Your general point stands, but with corrections:

- sqrt actually can be a single instruction on x86_64 for example. Look at how musl implements it, it's just a single line inline asm statement, `__asm__ ("sqrtsd %1, %0" : "=x"(x) : "x"(x));`: https://github.com/ifduyue/musl/blob/master/src/math/x86_64/... Of course, not every x64_64 impl must use that instruction, and not every architecture must match Intel's implementation. I've never looked into it, but wouldn't be surprised if even Intel and AMD have some differences.

- operator precedence is well-defined, and IEE754 compliant compilation modes respect the non-associativity. In most popular compilers, you need to pass specific flags to allow the compiler to change the associativity of operations (-ffast-math implies -funsafe-math-optimizations which implies -fassociative-math which actually breaks strict adherence to the program text).
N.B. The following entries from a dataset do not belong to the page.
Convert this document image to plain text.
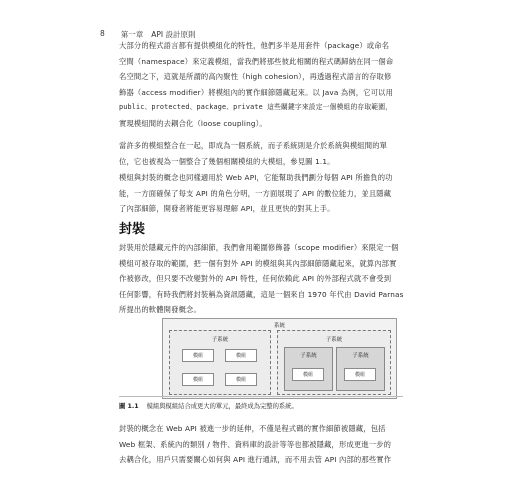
8 第一章 API 設計原則
大部分的程式語言都有提供模組化的特性，他們多半是用套件（package）或命名
空間（namespace）來定義模組，當我們將那些彼此相關的程式碼歸納在同一個命
名空間之下，這就是所謂的高內聚性（high cohesion），再透過程式語言的存取修
飾器（access modifier）將模組內的實作細節隱藏起來。以 Java 為例，它可以用
public、protected、package、private 這些關鍵字來設定一個模組的存取範圍，
實現模組間的去耦合化（loose coupling）。
當許多的模組整合在一起，即成為一個系統，而子系統則是介於系統與模組間的單
位，它也被視為一個整合了幾個相關模組的大模組，參見圖 1.1。
模組與封裝的概念也同樣適用於 Web API，它能幫助我們劃分每個 API 所擔負的功
能，一方面確保了每支 API 的角色分明，一方面展現了 API 的數位能力，並且隱藏
了內部細節，開發者將能更容易理解 API，並且更快的對其上手。
封裝
封裝用於隱藏元件的內部細節，我們會用範圍修飾器（scope modifier）來限定一個
模組可被存取的範圍，把一個有對外 API 的模組與其內部細節隱藏起來，就算內部實
作被修改，但只要不改變對外的 API 特性，任何依賴此 API 的外部程式就不會受到
任何影響，有時我們將封裝稱為資訊隱藏，這是一個來自 1970 年代由 David Parnas
所提出的軟體開發概念。
系統
子系統
模組	模組
模組	模組
子系統
子系統
模組
子系統
模組
圖 1.1 模組與模組結合成更大的單元，最終成為完整的系統。
封裝的概念在 Web API 被進一步的延伸，不僅是程式碼的實作細節被隱藏，包括
Web 框架、系統內的類別 / 物件、資料庫的設計等等也都被隱藏，形成更進一步的
去耦合化，用戶只需要關心如何與 API 進行通訊，而不用去管 API 內部的那些實作
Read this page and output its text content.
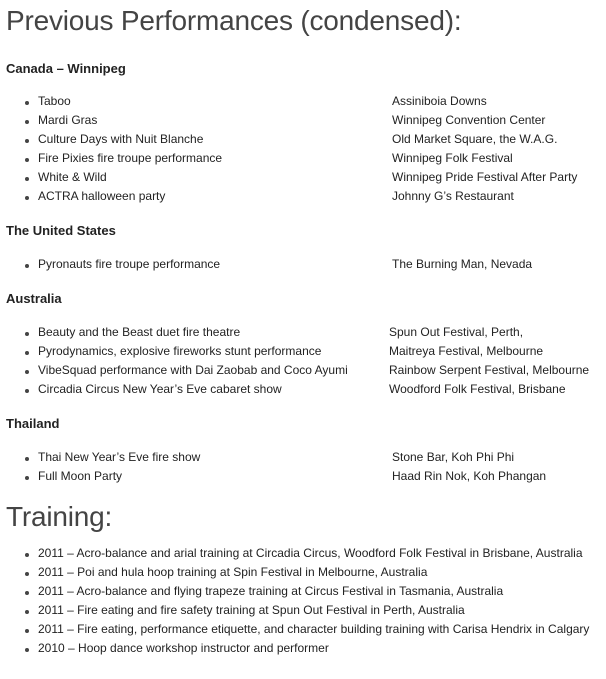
Previous Performances (condensed):
Canada – Winnipeg
Taboo	Assiniboia Downs
Mardi Gras	Winnipeg Convention Center
Culture Days with Nuit Blanche	Old Market Square, the W.A.G.
Fire Pixies fire troupe performance	Winnipeg Folk Festival
White & Wild	Winnipeg Pride Festival After Party
ACTRA halloween party	Johnny G’s Restaurant
The United States
Pyronauts fire troupe performance	The Burning Man, Nevada
Australia
Beauty and the Beast duet fire theatre	Spun Out Festival, Perth,
Pyrodynamics, explosive fireworks stunt performance	Maitreya Festival, Melbourne
VibeSquad performance with Dai Zaobab and Coco Ayumi	Rainbow Serpent Festival, Melbourne
Circadia Circus New Year’s Eve cabaret show	Woodford Folk Festival, Brisbane
Thailand
Thai New Year’s Eve fire show	Stone Bar, Koh Phi Phi
Full Moon Party	Haad Rin Nok, Koh Phangan
Training:
2011 – Acro-balance and arial training at Circadia Circus, Woodford Folk Festival in Brisbane, Australia
2011 – Poi and hula hoop training at Spin Festival in Melbourne, Australia
2011 – Acro-balance and flying trapeze training at Circus Festival in Tasmania, Australia
2011 – Fire eating and fire safety training at Spun Out Festival in Perth, Australia
2011 – Fire eating, performance etiquette, and character building training with Carisa Hendrix in Calgary
2010 – Hoop dance workshop instructor and performer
A somewhat similar issue does arise with floating point environment though, as statements may be reordered, function arguments order of evaluation may differ, etc.

The fact that compilers respect the non-associativity of program text is a huge reason why compilers are very limited in how much auto-vectorization they will do for floating point. The classic example is a sum of squares, where it bars itself from even loop unrolling, never mind SIMD with FMADDs. To do any of that, you have to fiddle with compiler options that are often problematic when enabled globally, or __attribute__((optimize("...")) or __pragma(optimize("...")), or probably best of all, explicitly vectorize using intrinsics.